Covid 19 Memorial

The Atlantic invited us to think about how we might approach the design of a COVID-19 Memorial. Copper is an anti-microbial metal, and viruses do not survive on its surface for very long. However, it collects human scent very well. That “metallic” smell is actually body odors. However, it is those odors, or chemosignals, that we transmit to one another when we shake hands, embrace, or come close enough to each other that humans, and other animals, are communicating to each other in these complex chemical ways that we have yet to understand fully. So perhaps a memorial invites touch, activates are sense of smell, and communicates to us something deeper than we can fully comprehend. Touching is complex, rendered even more so during these complex times. A memorial that asks us to remember this moment, and those who survived, perhaps lacking touch, and those who didn’t, who we can no longer touch, demands a material that that entices our memory senses and has the capacity to ameliorate the effects of future pandemics.

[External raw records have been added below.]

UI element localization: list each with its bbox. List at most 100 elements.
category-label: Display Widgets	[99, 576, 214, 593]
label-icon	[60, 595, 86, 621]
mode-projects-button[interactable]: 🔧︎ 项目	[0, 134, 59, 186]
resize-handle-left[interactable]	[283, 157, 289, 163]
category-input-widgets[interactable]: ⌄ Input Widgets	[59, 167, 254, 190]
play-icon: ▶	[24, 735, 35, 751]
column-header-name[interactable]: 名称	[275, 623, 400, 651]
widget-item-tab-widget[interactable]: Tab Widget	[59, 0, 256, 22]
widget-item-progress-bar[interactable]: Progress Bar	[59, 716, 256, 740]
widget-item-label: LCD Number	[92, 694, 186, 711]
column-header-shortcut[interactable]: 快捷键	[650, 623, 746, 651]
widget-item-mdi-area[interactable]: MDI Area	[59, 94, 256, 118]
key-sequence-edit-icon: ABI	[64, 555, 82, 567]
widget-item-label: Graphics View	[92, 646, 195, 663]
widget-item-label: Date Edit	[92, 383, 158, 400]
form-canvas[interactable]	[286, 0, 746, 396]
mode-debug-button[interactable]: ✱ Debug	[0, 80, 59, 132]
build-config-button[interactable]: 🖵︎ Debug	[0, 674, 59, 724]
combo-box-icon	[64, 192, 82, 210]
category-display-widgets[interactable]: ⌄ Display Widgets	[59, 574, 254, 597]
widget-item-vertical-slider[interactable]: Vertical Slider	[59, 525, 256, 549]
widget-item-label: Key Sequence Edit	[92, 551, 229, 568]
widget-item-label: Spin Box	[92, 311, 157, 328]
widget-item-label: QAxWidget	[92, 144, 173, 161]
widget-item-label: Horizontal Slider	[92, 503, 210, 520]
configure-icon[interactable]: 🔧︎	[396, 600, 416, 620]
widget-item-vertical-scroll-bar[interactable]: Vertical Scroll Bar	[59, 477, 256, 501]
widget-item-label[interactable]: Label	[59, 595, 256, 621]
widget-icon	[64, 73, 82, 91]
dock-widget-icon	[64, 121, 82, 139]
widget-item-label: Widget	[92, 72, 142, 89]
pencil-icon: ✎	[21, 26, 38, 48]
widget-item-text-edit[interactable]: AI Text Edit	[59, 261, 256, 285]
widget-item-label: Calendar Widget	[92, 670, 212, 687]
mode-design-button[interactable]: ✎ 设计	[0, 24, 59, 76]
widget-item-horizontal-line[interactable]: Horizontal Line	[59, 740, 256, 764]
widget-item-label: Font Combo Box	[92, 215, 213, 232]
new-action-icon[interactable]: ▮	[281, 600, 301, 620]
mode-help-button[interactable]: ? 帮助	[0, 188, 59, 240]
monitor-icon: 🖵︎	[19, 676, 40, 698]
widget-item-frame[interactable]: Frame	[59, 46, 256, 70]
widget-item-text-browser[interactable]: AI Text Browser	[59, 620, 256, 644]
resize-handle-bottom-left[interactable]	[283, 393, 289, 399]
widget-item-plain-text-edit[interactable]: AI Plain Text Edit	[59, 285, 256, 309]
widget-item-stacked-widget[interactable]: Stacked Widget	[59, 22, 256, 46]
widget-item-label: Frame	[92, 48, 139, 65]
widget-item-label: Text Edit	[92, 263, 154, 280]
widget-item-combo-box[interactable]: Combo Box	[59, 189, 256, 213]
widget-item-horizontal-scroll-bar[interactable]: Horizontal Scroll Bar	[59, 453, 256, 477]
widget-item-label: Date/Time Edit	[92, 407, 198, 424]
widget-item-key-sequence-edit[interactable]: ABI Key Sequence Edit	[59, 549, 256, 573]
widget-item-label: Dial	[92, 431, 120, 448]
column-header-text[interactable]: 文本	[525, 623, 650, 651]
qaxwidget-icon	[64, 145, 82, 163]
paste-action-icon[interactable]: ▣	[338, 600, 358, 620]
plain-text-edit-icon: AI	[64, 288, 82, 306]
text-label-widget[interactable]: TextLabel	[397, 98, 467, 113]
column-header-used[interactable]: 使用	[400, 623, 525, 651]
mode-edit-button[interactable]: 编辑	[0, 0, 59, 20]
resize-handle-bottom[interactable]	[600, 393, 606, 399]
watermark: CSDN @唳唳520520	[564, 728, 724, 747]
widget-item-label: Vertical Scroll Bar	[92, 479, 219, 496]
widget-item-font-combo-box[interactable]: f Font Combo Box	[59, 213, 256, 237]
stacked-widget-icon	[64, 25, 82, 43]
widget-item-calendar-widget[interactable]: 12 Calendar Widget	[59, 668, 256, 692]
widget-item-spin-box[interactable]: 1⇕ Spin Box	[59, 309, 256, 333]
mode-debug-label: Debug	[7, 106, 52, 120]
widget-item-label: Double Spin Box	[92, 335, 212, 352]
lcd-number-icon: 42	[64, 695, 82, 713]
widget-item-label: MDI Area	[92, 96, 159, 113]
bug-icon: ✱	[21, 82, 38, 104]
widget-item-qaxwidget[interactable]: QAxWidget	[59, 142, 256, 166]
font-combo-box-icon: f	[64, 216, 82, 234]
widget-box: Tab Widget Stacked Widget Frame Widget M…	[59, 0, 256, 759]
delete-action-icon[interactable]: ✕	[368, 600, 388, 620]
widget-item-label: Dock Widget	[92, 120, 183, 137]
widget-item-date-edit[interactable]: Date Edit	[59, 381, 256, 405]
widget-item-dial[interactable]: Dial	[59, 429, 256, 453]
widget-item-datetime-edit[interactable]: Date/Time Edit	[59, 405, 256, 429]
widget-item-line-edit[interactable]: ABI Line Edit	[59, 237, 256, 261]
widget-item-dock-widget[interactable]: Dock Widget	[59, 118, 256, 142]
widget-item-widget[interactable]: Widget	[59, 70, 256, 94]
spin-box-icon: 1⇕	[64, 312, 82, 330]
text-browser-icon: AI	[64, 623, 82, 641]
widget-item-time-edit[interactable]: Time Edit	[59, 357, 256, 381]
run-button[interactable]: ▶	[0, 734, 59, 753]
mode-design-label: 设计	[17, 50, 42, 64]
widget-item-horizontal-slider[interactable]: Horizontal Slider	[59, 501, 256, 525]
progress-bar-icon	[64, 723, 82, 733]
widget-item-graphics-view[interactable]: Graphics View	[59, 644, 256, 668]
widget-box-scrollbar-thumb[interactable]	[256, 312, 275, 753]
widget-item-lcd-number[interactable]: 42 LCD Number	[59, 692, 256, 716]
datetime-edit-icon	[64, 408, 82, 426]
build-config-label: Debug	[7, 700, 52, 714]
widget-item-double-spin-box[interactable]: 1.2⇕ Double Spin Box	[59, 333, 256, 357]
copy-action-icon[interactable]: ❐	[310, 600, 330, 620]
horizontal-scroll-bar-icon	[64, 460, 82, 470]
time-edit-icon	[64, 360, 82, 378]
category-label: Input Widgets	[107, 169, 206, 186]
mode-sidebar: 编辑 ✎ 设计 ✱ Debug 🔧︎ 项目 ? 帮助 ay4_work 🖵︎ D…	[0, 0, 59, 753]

But rather than a memorial as a destination, it could be distributed. But how do you distribute a copper object to everyone on Earth? The logistics seem impossible. They also correspond exactly with the coordination needed to distribute a vaccine that would successfully inoculate the planet’s population. Perhaps the cure could come with the token that might preserve its own memory, like a talisman or a thing that you could touch all around the world, in every city or town, given that each one will have been touched by the pandemic. It could be something as simple as a doorknob or a balustrade—something mundane—something anyone would touch and recall this moment. Could the vessel that delivers the vaccine itself become the memorial? It’s the one thing that would touch everybody but not touch anyone else.